The escalation of the coronavirus pandemic in the UK has led to a sharp economic downturn that business leaders are saying is already worse than the global financial crisis of 2008.
The Bank of England on Thursday published its latest Agents’s summary of business conditions, a quarterly report based on discussions with at least 700 business leaders across the UK. It paints a grim picture of activity slumping across the economy, severe cashflow issues for businesses, and lay offs across the country.
“The Covid-19 (Coronavirus) pandemic has caused a sudden, rapid decline in economic activity in recent weeks,” the report said. “The situation has been described by many Agency contacts as being worse than the financial crisis in 2008.”
Almost all industries are facing severe disruption.
Hotel, airline and travel bookings have crashed. Business at restaurants, pubs, cafes, and leisure venues has dried up. Clothes shops are reporting “high double-digit falls in sales.” New car sales are diving. Factories are shutting down as parts fail to arrive from China. Companies are cancelling consultancy projects. Marketing and advertising spending is plummeting. And activity in the property markets, both residential and commercial, is rapidly tailing off.

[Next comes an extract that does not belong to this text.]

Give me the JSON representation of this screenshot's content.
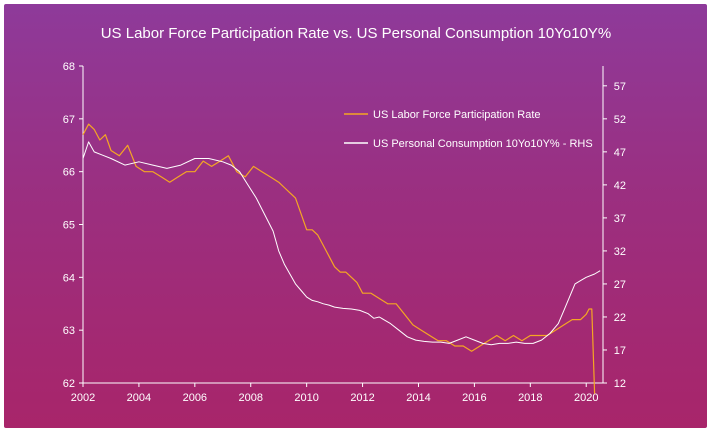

Across the economy, the Bank of England’s agents reported redundancies. The Work and Pensions Select Committee head on Wednesday said that half a million people have applied for unemployment benefits in just the last 9 days.
Even still, the Bank of England report is likely to paint a rosier picture than the reality today. The findings were based on conversations in the first few weeks of March and so are unlikely to capture the full impact of the government ordered shutdown that took effect on Monday night. Prime minister Boris Johnson ordered all non-essential businesses to shut and told people to stay at home as much as possible.
While almost all industries are suffering, a handful of sectors were seeing an upturn in business.
Stockpiling led to a surge in demand at supermarkets and food production companies, with sales exceeding Christmas levels.
However, even here the Bank of England said businesses were struggling due to staff shortages. Illness and self-isolation led to “reports of staff absences being more than six times the normal rate.”
“Some contacts were looking into redeploying head office or administrative staff to stores and distribution hubs to cover staff shortages,” the report said. “Some supermarkets have started recruiting more staff.”
Other pockets of the economy seeing rises in business include legal advice on employment law and corporate debt restructuring services.
The Agent’s summary of business conditions was published alongside the latest Bank of England monetary policy decision, leaving interest rates and asset purchases unchanged. The central bank warned there could be “longer-term damage to the economy,” as businesses go bust and people lose their jobs.